Tobacco ads trick you into addiction, speaker shows
March 16. 2010 6:00AM
Bailey Quanbeck thinks her classmates may think twice before deciding to smoke, now that they know some of the ingredients in cigarettes.
“I was surprised to find out that fingernail polish was in them,” the eighth grader said.
Brandon Valley Middle School students learned about the dangers of tobacco from Peter DeBenedittis, a former ad agency director who now tours the country telling people how tobacco advertising tricks people into using the product.
“What fires together, wires together,” was the main theme of three talks he gave March 5 in Brandon. After speaking to middle school students in the morning, he spoke to high school students in the afternoon and community members that evening.
The daytime presentations were sponsored by a grant that school counselor Amy Lupkes arranged. The evening presentation was sponsored by the Brandon Tobacco Prevention Coalition, through a grant from the South Dakota Department of Human Services.
Gaylen Smith of Volunteers of America is the director of the coalition. He said DeBenedittis told him that audiences, especially in the middle school, were hanging on every word. “He said he doesn’t know when he’s ever had such an attentive audience,” Smith said.
“He was very energetic,” said sophomore Samantha Thompson. “He never got tired of it. He kept on. Everybody paid attention.”
DeBenedittis’s high-energy presentation included old cigarette commercials from television.
“The one that was the funniest was Fred and Barney of the Flintstones,” said Heidi Small. “Wilma and Betty were working in the yard, and Fred and Barney were leaning against the wall, smoking, watching the women work hard.”
Small took her 8-year-old daughter to the evening presentation, held at Celebration United Methodist Church. “I don’t think you can start talking to your children too young,” she said.
DeBenedittis agrees. “From junior high through high school, half a million ads hit your brain,” he said. The ads equate smoking with glamour, power, sex, fun, beauty and other desirable things. But smoking doesn’t deliver, Small said. She saw her grandfather “slowly suffocate” from emphysema caused by smoking. “It was absolutely terrible,” she said.
“Once you’re on it, you can’t quit. Kids need to know that it’s not just something you can do for a short time and then think when you’re older it’s not cool any more. It doesn’t work that way.”
During the evening session, DeBenedittis showed parents what the subliminal messages were behind the ads. Ones aimed at women, for example, suggested that if you smoke, you’ll be more powerful or thinner.
One of the video segments DeBenedittis showed high schoolers was a former cigarette spokesman telling why he quit doing the ads. When he asked tobacco executives why they didn’t smoke, they told him, “We don’t smoke them, we sell them. We reserve the right to sell them to the young, the poor, the black and the stupid.”

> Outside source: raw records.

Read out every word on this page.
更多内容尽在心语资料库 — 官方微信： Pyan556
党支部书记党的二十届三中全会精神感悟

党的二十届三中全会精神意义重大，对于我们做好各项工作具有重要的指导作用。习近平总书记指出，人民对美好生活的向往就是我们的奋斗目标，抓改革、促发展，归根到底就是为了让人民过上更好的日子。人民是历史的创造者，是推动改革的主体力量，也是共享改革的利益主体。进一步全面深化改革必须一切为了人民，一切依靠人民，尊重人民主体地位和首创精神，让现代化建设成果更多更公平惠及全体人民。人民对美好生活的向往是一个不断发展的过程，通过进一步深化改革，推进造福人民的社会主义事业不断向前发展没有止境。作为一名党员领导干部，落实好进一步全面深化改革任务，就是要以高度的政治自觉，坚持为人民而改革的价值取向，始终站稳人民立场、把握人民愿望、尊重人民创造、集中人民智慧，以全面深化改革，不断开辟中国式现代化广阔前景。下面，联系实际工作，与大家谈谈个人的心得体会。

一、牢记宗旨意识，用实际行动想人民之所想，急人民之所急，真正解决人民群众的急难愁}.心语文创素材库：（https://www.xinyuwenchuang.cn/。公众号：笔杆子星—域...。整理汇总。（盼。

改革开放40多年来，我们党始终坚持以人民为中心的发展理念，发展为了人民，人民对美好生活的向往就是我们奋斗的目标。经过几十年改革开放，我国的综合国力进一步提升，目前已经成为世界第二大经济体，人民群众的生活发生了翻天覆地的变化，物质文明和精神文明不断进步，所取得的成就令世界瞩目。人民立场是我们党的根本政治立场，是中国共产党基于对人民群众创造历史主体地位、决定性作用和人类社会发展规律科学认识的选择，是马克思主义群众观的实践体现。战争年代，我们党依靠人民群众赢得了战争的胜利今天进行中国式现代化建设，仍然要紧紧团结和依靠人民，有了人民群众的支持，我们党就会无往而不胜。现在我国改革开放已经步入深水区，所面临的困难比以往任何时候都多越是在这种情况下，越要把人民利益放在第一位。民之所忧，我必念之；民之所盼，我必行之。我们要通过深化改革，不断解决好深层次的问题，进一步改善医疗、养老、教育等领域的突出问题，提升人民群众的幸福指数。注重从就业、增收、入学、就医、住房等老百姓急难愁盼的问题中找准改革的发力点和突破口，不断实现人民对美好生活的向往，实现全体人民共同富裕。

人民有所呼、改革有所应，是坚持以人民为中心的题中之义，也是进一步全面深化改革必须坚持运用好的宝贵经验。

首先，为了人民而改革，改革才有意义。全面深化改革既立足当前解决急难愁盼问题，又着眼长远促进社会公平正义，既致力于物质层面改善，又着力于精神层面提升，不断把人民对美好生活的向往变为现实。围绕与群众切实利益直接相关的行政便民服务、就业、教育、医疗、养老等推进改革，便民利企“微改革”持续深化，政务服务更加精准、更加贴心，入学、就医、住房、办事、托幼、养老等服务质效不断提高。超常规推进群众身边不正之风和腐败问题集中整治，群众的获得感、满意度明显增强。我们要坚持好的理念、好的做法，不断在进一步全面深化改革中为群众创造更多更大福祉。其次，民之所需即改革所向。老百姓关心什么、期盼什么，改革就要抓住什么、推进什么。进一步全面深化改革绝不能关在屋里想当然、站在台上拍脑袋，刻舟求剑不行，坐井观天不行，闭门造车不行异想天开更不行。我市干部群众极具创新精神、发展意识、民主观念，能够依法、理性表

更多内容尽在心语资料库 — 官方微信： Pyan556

DeBenedittis said it’s fine to go after power, glamour and the rest. “If you want what they’re selling you, go out and get it,” he told students. “But don’t be dumb.”
While the school and the coalition worked together to bring in the speaker this spring, the coalition does activities throughout the year.
“We have been to some of the day care centers in Brandon and done presentations,” Smith said. “The little ones can carry the message home to their parents.” To clinics and dentist offices in Brandon, the coalition passed out kits filled with toothpicks, floss, mints, chewing gum candies and information on the dangers of chewing tobacco.
This spring, the coalition plans to hold “Bag of Butts Day,” where recruited families will pick up trash around sporting events and separate out the cigarette butts.
The coalition also plans to pass out information during several summer events, said Small, who is a coalition member.